C’est aussi que la société présente un bilan financier alarmant au niveau mondial. L’entreprise a accusé au troisième trimestre un déficit de 800 millions de dollars (768 millions d’euros). Sur les neuf premiers mois de 2016, elle a déjà perdu plus de 2,2 milliards de dollars.

Depuis sa création en 2009, l’entreprise a englouti quelque 5 milliards de dollars pour financer son rapide développement. Et elle multiplie les levées de fonds et les emprunts.

  • Une relation déséquilibrée

Si les chauffeurs revendiquent une relation plus équilibrée et un meilleur partage des revenus, c’est parce qu’ils peinent à vivre de leur activité. Ils font valoir les longues heures passées au volant pour un salaire modeste, autour du smic. Selon Uber, ils gagneraient entre 1 400 et 1 600 euros nets par mois. Mais ceux qui ne peuvent aligner 50 heures hebdomadaires sur les routes gagnent bien moins.

Pourquoi les chauffeurs ne quittent-ils pas massivement l’application pour d’autres, moins gourmandes ? D’une part, Uber reste la plateforme la plus populaire et donne accès à un gigantesque vivier de clients. D’autre part, les autres entreprises de VTC sont souvent plus sélectives que la firme américaine quant au profil des chauffeurs.

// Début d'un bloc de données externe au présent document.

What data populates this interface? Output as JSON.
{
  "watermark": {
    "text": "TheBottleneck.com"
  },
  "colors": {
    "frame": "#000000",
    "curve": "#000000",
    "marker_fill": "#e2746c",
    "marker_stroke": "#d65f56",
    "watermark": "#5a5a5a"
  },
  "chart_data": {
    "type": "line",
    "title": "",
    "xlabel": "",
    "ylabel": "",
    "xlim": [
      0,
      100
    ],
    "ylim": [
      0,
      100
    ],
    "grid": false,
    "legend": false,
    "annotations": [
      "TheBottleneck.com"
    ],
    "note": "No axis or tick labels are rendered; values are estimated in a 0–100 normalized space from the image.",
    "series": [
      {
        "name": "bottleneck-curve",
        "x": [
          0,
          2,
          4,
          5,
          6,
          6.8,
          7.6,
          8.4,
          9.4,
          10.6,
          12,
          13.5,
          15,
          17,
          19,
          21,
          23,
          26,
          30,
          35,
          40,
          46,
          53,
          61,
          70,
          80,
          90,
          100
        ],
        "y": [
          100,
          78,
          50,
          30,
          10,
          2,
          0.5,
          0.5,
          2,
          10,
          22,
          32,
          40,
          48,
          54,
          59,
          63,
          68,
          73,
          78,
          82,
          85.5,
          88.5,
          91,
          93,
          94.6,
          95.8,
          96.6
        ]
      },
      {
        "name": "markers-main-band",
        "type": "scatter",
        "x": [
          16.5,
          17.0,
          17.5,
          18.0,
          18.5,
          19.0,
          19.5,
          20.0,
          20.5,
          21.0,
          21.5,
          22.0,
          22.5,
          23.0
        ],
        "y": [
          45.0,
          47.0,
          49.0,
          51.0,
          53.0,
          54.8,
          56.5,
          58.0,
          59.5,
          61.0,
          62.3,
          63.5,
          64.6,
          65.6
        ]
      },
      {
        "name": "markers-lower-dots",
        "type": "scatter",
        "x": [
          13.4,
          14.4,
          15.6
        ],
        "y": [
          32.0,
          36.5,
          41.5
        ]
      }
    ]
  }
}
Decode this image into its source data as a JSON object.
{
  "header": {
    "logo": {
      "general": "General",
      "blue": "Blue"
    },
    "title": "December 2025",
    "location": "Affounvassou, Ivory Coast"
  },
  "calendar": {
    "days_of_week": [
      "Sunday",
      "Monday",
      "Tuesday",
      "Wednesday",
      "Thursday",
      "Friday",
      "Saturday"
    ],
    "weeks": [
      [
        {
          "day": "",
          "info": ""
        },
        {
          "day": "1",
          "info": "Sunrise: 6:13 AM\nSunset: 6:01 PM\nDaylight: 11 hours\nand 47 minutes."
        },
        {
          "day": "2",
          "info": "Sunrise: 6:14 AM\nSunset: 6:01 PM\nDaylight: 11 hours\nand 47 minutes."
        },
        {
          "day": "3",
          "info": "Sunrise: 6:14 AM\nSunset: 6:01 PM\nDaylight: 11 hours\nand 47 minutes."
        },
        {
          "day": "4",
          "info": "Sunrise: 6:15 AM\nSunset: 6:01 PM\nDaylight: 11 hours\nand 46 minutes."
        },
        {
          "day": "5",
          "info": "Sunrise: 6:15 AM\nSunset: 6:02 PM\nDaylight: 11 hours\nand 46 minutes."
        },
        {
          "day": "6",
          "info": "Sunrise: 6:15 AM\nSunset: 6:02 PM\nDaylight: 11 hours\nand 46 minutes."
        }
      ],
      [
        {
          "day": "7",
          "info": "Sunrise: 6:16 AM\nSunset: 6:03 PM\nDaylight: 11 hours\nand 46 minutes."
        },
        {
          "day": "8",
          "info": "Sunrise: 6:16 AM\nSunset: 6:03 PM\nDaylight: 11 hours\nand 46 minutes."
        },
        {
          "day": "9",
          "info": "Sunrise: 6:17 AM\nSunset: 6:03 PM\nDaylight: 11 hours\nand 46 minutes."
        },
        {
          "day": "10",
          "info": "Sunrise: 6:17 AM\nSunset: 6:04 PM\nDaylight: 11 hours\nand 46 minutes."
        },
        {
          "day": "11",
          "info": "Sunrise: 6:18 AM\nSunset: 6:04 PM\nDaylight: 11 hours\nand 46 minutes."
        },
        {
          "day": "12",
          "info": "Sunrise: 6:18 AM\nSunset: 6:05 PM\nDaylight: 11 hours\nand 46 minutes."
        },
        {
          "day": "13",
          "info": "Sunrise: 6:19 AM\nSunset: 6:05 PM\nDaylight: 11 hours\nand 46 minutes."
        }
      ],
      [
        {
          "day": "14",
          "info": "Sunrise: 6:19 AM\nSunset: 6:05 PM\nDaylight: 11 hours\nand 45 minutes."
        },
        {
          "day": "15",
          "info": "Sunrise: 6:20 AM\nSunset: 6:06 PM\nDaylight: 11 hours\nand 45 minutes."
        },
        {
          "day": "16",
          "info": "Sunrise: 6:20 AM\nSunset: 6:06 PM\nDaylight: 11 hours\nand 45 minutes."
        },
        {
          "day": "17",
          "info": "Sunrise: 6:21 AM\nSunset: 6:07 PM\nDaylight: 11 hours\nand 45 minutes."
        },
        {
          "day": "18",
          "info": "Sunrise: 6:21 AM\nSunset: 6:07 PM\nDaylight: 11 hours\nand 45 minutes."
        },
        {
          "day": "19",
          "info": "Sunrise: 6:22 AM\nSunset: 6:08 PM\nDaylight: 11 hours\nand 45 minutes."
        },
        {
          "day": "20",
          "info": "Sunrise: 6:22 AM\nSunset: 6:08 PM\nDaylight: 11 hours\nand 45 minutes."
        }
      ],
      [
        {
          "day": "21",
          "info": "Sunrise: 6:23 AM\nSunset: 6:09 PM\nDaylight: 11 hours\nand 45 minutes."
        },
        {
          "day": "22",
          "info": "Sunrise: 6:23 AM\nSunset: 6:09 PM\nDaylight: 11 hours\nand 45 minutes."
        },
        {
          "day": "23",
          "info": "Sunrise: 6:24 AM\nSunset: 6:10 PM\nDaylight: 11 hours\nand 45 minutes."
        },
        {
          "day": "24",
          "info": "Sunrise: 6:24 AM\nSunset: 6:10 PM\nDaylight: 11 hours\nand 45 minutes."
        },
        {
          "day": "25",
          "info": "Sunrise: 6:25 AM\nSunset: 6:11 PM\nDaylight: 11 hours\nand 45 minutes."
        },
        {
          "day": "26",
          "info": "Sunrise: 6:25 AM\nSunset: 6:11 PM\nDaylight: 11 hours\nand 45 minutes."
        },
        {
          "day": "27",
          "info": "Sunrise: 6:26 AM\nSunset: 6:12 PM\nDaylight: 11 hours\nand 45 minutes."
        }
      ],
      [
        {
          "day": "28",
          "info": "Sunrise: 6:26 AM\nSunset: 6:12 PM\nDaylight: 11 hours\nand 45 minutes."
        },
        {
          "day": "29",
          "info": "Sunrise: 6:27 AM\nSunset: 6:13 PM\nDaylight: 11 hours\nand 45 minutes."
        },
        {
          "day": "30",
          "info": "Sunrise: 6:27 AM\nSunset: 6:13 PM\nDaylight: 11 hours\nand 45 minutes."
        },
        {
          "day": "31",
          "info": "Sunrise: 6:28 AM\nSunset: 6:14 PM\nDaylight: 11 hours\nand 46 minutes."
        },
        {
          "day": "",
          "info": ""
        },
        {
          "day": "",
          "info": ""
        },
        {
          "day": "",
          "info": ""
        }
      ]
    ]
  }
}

  • Un cadre juridique à inventer

La nouvelle loi Grandguillaume sur les VTC, adoptée définitivement au Parlement mercredi, pourrait néanmoins changer les choses. En interdisant les chauffeurs dits sous statut Loti (qui sont des salariés d’entreprises de VTC) pour ne conserver qu’un statut de chauffeurs indépendants, cette loi devrait faire mécaniquement baisser le nombre de conducteurs et contribuer à rétablir un rapport de force un peu plus équilibré avec Uber.

En attendant, Jacques Rapoport, le médiateur nommé par le gouvernement, poursuit ses consultations avec l’ensemble des syndicats de chauffeurs pour avancer sur un agenda de réformes des relations entre plateformes et conducteurs.

Si Uber refuse de toucher à son modèle économique, l’entreprise reste ouverte à des évolutions pour améliorer les revenus ou l’environnement de travail de ses chauffeurs.